Thursday, September 12, 2002

Before normal transmission resumes, (replete with the usual inanity, i'ony and scatology for which I died for all of you ungrateful bastards in the present war of words) I think this admirable and uncharacteristic posting from an American warrants a guernsey somewhere here.

I'm sure he'll be receiving a knock on the door at midnight from the Department of Homeland Security and Unka Tone's bovver boyos.



September 12, 2002

I am so frustrated lately by this pseudo-patriotism that serves merely as a whitewash to cover a deep and growing arrogance.

Let me explain myself.

As I've grown up I've been somewhat infatuated with my country and the values that it was founded upon. Freedom. Freedom from oppression. Freedom of speech. Freedom to criticize. Freedom to protest. Freedom to choose your own governmental representatives. Opportunity. Opportunity to work. Opportunity to serve. Opportunity to protect our liberties. For those values I have been, I am, and I always will be willing to lay down my life. Those are values I hold dear. They are blessings and should be viewed as such.
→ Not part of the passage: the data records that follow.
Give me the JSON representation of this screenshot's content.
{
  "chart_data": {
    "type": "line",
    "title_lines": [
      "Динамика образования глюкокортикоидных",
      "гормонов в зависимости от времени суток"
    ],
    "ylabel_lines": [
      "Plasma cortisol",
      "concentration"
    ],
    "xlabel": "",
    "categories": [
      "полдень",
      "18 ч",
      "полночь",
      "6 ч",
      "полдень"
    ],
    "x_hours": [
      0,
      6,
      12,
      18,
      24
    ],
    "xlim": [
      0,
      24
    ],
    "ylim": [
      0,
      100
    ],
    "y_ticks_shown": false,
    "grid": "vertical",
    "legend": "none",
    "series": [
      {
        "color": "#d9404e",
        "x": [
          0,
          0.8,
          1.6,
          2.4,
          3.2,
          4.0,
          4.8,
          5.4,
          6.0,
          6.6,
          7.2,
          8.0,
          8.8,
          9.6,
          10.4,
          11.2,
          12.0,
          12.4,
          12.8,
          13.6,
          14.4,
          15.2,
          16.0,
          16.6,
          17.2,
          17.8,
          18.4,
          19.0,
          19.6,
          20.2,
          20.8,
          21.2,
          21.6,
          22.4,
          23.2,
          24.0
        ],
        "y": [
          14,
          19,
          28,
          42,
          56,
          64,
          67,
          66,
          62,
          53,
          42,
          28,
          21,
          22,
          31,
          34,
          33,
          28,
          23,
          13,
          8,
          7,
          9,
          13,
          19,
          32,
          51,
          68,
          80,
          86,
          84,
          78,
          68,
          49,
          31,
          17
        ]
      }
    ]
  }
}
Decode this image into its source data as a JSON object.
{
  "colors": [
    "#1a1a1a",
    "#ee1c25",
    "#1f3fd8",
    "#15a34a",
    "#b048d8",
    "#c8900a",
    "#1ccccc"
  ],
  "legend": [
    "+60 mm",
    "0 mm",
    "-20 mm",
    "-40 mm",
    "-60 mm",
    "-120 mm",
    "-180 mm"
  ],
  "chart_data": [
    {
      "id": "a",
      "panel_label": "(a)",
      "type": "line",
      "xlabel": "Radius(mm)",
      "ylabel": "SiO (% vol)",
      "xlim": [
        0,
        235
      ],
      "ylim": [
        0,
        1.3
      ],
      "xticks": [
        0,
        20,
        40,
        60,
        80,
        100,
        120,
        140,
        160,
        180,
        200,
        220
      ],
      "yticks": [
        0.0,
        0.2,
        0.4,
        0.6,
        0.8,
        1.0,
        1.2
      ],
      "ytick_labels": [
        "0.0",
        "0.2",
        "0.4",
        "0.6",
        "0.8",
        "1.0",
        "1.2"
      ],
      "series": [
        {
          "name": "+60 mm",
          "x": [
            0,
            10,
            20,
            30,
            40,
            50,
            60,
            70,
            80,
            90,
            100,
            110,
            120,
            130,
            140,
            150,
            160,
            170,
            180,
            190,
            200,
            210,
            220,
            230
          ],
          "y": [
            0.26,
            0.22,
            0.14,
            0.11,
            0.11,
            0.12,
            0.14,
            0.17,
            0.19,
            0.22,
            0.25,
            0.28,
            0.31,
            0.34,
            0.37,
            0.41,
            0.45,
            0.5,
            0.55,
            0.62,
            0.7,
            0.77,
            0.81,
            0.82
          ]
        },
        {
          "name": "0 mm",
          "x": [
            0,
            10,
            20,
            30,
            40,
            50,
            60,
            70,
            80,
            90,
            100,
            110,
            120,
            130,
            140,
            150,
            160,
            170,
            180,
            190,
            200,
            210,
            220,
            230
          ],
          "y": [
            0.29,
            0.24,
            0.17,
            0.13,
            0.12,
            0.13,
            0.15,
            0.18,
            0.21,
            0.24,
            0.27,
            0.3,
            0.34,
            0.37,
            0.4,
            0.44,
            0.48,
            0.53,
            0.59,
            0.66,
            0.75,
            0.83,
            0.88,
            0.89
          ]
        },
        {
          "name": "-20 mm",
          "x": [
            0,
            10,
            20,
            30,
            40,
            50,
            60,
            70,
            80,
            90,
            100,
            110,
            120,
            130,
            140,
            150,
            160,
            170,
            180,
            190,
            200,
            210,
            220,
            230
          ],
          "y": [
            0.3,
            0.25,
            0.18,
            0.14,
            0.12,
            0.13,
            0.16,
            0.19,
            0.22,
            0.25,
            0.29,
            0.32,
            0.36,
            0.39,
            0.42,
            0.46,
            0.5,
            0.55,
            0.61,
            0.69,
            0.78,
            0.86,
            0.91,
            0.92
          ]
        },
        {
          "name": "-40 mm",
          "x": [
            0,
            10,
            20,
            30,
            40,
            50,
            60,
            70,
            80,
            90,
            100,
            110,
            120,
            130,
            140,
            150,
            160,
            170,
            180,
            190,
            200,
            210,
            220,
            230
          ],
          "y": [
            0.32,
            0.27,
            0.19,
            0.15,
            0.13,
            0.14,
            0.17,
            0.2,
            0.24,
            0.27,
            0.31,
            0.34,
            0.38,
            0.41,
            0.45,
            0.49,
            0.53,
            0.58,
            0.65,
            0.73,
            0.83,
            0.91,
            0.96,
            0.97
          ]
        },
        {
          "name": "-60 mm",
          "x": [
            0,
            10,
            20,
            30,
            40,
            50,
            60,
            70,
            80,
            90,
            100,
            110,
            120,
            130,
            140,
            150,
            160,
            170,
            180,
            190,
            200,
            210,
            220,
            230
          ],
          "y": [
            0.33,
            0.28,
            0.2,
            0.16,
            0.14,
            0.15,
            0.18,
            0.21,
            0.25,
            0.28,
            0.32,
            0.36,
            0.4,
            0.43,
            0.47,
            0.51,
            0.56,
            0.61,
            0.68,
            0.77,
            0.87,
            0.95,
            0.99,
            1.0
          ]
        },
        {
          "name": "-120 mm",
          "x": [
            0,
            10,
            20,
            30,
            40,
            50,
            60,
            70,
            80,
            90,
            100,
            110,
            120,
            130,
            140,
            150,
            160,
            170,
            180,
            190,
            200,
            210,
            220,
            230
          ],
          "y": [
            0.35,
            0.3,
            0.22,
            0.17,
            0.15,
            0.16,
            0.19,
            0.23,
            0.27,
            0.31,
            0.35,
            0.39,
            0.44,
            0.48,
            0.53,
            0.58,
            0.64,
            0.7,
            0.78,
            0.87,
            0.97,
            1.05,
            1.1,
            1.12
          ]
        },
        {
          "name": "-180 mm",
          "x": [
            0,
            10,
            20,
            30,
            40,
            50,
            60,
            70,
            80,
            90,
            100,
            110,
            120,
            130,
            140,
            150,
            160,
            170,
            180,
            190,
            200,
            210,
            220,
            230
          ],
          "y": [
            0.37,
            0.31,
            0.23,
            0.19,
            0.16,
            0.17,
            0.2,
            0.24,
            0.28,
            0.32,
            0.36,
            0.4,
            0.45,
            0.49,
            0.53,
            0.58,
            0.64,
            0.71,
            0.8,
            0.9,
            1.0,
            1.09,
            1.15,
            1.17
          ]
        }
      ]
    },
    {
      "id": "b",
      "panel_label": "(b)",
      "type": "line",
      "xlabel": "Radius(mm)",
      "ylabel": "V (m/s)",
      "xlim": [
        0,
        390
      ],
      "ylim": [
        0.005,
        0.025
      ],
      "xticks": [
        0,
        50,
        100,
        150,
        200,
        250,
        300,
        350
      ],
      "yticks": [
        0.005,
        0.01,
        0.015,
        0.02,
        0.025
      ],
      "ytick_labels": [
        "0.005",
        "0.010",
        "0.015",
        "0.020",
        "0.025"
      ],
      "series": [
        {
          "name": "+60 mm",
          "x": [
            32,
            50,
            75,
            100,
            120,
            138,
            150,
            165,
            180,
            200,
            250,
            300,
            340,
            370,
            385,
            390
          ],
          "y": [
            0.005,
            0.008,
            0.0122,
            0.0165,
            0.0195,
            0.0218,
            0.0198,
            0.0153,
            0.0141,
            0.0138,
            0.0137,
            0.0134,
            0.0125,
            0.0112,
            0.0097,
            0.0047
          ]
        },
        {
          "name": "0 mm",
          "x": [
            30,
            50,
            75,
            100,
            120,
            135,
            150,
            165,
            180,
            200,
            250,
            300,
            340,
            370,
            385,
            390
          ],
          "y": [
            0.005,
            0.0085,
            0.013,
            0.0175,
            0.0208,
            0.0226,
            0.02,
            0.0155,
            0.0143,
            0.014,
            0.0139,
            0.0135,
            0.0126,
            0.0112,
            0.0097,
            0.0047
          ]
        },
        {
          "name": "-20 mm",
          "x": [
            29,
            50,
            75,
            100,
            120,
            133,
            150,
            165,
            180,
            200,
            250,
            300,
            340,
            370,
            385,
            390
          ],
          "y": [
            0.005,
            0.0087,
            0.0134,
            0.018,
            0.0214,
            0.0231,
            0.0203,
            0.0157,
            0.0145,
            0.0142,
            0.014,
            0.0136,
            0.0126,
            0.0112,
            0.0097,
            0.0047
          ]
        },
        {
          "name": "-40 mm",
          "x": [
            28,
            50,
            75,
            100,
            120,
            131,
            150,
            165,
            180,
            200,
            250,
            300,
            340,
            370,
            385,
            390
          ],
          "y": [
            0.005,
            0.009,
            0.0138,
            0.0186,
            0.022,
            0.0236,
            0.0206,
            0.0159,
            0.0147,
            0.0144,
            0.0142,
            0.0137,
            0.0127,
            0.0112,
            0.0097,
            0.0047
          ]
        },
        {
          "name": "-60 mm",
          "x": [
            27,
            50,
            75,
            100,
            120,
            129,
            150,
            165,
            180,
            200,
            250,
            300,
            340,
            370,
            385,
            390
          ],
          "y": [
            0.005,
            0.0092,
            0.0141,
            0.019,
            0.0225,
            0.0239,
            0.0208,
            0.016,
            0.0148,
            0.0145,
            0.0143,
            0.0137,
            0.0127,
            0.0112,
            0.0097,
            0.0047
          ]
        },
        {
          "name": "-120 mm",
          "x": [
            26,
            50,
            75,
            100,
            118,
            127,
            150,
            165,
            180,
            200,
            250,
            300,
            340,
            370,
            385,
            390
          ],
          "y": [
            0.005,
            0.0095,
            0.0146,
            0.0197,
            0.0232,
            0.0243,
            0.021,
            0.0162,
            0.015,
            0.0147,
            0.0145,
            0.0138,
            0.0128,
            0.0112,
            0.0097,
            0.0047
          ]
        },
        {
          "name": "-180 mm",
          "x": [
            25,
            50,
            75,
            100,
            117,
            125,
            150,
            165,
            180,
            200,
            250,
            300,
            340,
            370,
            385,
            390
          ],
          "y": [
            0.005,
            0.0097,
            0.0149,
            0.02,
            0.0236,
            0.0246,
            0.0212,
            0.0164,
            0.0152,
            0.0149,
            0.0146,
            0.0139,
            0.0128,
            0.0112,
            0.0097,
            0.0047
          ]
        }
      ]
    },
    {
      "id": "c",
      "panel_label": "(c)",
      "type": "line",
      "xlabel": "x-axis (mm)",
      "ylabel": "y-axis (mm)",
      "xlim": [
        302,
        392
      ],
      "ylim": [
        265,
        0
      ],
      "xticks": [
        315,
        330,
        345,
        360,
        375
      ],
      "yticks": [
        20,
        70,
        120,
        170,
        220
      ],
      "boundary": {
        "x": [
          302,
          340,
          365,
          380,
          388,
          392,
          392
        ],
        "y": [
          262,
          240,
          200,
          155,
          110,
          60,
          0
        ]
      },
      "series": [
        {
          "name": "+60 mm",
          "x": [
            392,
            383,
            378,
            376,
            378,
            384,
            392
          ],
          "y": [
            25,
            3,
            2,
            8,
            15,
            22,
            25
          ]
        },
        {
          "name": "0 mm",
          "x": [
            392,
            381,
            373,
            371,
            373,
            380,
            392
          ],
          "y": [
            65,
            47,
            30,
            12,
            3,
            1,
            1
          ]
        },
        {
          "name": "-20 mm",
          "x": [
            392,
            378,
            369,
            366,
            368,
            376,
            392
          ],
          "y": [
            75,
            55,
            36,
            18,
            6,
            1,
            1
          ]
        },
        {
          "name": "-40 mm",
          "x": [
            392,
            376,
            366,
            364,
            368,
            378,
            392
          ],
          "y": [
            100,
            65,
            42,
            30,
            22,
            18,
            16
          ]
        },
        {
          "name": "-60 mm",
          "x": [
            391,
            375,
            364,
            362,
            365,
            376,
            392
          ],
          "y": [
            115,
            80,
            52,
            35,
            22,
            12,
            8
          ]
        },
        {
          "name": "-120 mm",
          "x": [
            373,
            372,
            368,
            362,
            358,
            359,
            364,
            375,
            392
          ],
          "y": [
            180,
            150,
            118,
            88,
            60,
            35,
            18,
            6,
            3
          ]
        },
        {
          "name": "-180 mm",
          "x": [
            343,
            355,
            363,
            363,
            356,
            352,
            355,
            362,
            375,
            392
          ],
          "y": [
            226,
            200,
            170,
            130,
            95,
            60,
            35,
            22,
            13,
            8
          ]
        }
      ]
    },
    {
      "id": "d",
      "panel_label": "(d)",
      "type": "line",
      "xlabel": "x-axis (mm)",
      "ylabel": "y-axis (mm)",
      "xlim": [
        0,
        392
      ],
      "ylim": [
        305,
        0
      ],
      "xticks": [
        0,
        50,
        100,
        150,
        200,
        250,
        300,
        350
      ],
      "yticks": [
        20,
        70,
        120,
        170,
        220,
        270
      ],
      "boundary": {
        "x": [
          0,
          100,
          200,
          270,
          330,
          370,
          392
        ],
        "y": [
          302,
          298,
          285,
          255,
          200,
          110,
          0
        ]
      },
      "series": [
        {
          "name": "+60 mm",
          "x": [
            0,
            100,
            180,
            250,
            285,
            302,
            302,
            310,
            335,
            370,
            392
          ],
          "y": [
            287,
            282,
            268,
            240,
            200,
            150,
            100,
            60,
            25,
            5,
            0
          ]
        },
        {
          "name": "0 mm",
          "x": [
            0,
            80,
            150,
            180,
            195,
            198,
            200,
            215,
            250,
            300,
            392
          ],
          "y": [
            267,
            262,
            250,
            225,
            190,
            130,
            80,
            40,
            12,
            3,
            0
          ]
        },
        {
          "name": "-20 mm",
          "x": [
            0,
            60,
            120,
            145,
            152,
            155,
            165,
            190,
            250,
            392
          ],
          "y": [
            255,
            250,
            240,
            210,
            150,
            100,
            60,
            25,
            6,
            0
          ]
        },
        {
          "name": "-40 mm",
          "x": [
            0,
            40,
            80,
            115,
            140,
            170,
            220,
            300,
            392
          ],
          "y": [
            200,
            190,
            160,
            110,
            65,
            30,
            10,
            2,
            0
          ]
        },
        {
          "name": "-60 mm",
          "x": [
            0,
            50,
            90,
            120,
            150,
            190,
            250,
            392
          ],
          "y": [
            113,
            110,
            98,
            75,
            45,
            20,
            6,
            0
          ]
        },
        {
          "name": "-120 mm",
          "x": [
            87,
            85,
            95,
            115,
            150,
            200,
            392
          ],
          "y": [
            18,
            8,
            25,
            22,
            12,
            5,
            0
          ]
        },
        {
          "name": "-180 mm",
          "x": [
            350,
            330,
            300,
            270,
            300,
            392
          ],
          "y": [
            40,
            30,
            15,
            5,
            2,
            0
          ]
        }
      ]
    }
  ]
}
Yet as time has passed America has become infatuated not with the truths she was founded on, but infatuated with herself. A deep arrogance has begun to blossom. We are a conceited people, who demand vengeance for the wrongs done to us not so much because they were horrible deeds, but because they were done to us, Great and Mighty America. Who art thou to challenge our greatness? Who are you to pick on us? We have become the self-concious bully on the playground, seeking to get revenge for the sand thrown in our eyes. I do not consider the events of Septemer 11, 2001 as insignificant. Thousands were murdered that day, and I consider that the most abhorrent of evils.

I cannot articulate the sorrow and anger that wells up inside of me in response to the horrors committed. Yet also I find that I am deeply incensed at this conceit that wells up out of the general population. It is as if with one voice all are crying out, "How can you harm us!? As Americans we have a right not to be attacked! How dare you hurt mighty America!?" But who is standing and declaring the injustice that was done, and in turn crying out not for vengeance, but for justice?

On the surface it may seem insignificant. In either case, in fact, the response may be the same. But the underlying attitudes and motivations deviate wholly from that which this nation was established on. For when we seek not justice but vengence, we are becoming like the very evildoers who delivered that vile evil against us. Do we seek revenge or justice? An eye for an eye or the rod of discipline? Our we motivated by hatred or righteous anger? Are we filled with integrity or a blood lust?

If patriotism now means that I must declare my own existence more important that the existence of someone else on this earth, then I shall have no part in it. But if I can be part of a patriotism that declares that all men truly are created equal, that justice must be upheld, that freedom and liberty are great blessings to be held onto with joy, that these blessings are only considered "rights" when those who are given them are blessed with a government who acknowledges these truths, and that we have no place to be arrogant because we ourselves are but stewards of these great values, then show me the way, for I will spill my blood first to defend this form of patriotism -- a patriotism upon which that "Great America" was built.